I shrugged. “Fine. Your call. Just remember what he did to Dree’lia.” I turned and walked away.
He was in front of me.
“Hey, what the fuck ya think ya doing? No sifting in the club!” someone cried. The golden god jerked and disentangled himself from the arm that he’d materialized around. It seemed to slide from his body, as if the section containing it had abruptly become energy, not matter.
The guy the arm belonged to was young, with a faux-hawk, a petulant expression, and twitchy, restless eyes. He clutched his offended appendage, rubbing it as if it had gone to sleep. Then he seemed to see what had just sifted in next to him and his eyes rounded almost comically.

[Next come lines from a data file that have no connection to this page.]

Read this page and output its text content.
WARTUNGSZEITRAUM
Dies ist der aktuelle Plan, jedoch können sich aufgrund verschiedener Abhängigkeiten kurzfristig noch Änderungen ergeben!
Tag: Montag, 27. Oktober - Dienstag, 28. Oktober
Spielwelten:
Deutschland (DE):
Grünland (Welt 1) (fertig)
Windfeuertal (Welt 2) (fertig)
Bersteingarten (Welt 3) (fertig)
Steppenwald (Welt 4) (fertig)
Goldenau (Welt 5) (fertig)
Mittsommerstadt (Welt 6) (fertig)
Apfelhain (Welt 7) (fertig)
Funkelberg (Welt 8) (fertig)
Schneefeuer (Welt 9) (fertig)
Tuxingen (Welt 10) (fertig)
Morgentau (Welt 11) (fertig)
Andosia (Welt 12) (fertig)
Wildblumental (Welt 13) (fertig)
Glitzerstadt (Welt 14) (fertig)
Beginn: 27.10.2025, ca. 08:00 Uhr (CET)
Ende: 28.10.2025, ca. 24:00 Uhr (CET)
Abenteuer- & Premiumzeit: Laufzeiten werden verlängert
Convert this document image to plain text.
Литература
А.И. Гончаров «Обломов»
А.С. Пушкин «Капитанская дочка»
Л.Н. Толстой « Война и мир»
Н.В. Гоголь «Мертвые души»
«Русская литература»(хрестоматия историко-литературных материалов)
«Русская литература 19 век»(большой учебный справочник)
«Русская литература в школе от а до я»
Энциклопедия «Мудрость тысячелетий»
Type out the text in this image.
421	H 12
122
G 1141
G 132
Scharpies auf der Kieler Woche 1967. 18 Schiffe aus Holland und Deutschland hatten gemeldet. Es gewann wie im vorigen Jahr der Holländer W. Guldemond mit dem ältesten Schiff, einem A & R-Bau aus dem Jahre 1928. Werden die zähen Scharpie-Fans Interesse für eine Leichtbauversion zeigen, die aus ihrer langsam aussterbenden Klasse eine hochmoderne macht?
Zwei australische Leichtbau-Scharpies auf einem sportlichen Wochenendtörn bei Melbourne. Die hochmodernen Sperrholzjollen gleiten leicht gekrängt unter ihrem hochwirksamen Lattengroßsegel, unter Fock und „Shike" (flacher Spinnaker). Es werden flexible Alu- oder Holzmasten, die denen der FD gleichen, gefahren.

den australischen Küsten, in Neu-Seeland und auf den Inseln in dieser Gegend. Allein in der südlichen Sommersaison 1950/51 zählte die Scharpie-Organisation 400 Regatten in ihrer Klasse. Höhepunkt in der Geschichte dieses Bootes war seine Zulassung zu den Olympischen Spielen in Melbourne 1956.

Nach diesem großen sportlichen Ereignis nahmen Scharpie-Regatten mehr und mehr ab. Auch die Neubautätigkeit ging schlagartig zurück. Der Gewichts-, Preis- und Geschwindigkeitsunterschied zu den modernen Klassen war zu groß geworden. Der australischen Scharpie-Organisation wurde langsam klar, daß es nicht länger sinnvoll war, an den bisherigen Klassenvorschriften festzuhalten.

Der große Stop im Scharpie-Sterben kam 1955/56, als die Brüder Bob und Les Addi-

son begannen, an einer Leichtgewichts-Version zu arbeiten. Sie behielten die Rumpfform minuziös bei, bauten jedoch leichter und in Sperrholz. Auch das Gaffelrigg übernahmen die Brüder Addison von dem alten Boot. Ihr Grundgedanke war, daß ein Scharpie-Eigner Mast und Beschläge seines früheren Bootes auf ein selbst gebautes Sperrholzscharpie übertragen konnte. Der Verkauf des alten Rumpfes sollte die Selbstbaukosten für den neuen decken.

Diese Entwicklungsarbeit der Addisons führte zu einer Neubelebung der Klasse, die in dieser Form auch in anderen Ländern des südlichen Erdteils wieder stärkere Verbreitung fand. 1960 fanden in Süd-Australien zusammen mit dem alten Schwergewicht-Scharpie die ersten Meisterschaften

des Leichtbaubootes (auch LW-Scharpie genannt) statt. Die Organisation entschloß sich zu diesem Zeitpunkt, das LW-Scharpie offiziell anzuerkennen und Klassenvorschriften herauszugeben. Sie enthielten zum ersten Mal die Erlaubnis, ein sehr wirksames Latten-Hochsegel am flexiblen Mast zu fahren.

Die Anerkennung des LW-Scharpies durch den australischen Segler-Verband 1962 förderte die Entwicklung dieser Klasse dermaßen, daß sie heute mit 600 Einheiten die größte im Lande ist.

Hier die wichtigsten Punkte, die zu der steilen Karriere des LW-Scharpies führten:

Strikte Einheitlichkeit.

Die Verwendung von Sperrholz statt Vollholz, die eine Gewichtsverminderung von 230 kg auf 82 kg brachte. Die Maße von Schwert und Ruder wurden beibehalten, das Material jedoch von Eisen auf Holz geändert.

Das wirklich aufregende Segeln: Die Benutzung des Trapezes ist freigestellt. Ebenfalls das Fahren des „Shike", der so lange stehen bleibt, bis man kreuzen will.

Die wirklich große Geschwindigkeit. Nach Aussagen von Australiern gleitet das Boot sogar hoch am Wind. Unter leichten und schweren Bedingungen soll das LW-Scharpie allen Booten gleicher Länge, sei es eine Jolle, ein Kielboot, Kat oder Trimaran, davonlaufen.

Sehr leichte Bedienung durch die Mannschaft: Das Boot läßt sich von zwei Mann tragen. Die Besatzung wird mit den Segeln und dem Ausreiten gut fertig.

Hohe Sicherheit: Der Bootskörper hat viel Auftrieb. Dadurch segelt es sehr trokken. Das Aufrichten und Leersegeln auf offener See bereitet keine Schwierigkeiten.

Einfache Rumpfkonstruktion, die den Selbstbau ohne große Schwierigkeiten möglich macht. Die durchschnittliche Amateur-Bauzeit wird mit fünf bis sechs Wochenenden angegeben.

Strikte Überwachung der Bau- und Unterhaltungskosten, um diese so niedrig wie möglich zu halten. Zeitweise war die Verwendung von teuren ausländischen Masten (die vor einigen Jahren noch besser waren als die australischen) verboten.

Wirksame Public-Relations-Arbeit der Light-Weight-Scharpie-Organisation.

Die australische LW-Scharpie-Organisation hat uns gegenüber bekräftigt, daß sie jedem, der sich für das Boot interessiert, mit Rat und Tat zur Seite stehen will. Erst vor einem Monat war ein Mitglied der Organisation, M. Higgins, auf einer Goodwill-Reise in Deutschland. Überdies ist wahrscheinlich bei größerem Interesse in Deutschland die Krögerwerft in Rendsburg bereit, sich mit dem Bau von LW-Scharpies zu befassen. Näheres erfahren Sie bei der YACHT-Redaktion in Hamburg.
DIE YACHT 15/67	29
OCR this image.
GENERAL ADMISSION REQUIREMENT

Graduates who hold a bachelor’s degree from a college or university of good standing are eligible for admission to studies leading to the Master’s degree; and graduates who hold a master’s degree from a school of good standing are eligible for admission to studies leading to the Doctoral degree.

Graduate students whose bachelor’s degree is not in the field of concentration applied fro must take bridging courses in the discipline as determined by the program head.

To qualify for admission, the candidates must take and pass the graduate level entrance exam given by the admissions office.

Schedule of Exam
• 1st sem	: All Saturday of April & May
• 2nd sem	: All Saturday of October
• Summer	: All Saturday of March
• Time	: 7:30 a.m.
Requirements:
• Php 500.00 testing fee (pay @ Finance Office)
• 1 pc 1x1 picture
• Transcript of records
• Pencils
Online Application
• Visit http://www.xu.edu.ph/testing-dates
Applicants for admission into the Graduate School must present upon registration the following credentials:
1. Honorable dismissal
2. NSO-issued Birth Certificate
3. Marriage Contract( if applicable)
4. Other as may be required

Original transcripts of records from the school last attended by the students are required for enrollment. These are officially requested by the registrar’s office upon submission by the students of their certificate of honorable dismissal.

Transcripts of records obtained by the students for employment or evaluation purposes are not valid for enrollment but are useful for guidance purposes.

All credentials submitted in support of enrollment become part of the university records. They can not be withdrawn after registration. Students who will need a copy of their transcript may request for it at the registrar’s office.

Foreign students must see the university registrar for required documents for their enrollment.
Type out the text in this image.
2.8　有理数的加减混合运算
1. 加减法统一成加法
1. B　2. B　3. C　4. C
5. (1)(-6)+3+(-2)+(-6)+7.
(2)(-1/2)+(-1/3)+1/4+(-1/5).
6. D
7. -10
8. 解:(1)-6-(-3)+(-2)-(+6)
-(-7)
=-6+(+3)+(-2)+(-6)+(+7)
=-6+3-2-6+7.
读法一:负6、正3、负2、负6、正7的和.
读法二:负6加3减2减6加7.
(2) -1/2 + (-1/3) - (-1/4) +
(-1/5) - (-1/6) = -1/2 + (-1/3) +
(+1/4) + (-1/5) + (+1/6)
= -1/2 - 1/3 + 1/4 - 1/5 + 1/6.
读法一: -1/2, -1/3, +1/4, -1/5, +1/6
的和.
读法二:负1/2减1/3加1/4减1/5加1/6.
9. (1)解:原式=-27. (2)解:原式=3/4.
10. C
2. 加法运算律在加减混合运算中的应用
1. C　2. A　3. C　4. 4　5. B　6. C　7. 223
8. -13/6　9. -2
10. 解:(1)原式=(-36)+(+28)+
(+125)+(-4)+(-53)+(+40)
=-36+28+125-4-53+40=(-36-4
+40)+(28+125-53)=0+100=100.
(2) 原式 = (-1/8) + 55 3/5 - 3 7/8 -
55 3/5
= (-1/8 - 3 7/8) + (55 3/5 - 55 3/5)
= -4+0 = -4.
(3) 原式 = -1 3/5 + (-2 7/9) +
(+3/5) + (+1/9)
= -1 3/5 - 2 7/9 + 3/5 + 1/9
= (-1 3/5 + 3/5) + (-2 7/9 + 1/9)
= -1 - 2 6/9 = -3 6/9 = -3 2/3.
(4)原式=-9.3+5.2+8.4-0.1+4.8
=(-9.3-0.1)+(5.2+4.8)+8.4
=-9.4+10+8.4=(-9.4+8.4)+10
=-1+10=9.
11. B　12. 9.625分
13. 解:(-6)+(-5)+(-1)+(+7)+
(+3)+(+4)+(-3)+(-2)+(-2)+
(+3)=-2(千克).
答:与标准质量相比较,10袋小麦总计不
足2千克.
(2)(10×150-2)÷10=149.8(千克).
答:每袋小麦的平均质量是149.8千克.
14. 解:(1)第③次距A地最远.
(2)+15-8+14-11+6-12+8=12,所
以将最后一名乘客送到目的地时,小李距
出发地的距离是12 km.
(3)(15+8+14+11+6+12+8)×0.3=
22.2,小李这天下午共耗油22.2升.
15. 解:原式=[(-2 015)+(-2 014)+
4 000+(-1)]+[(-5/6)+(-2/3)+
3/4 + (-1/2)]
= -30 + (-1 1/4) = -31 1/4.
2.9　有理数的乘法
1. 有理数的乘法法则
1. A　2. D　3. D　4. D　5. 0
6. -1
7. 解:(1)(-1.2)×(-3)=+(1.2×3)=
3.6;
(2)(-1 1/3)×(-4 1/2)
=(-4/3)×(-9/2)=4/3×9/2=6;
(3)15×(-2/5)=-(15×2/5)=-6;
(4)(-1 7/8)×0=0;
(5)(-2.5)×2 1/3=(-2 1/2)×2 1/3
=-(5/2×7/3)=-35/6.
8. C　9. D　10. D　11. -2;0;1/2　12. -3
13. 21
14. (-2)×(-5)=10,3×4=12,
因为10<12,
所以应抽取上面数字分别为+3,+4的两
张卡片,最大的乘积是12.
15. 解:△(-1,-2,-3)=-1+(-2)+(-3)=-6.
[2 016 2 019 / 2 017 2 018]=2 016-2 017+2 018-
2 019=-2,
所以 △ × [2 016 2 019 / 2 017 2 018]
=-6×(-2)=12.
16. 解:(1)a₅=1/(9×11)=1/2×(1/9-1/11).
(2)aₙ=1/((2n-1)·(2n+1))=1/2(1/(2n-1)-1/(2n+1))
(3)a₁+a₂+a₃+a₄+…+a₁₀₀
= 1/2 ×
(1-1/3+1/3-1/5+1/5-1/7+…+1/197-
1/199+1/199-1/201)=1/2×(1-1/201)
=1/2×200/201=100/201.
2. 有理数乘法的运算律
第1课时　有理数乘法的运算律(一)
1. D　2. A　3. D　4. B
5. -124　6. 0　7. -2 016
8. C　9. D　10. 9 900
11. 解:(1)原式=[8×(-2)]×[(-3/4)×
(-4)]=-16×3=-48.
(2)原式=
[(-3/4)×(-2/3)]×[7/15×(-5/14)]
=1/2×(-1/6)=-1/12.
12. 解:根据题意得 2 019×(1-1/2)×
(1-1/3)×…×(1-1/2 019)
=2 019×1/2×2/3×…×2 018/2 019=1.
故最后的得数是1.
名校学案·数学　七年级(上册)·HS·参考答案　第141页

A drink appeared in the golden god’s hand. He offered it to the guy with a murmured regret. “I did not mean to break the rules of the club. Your arm will be fine in a moment.”
“S’cool, man,” the guy gushed as he accepted the drink. “No worries.” He stared up at the Fae worshipfully. “What can I do for ya?” he said breathlessly. “I mean, man, I’d do anything, ya know? Anything at all!”
The golden god bent down, leaning close. “Would you die for me?”
“Anything, man! But will you take me to Faery first?”
I leaned in behind the golden god and pressed my mouth to his ear. “There’s a spear in a holster beneath my arm. You broke a rule and sifted. I bet that means I can break a rule, too. You want to try it?”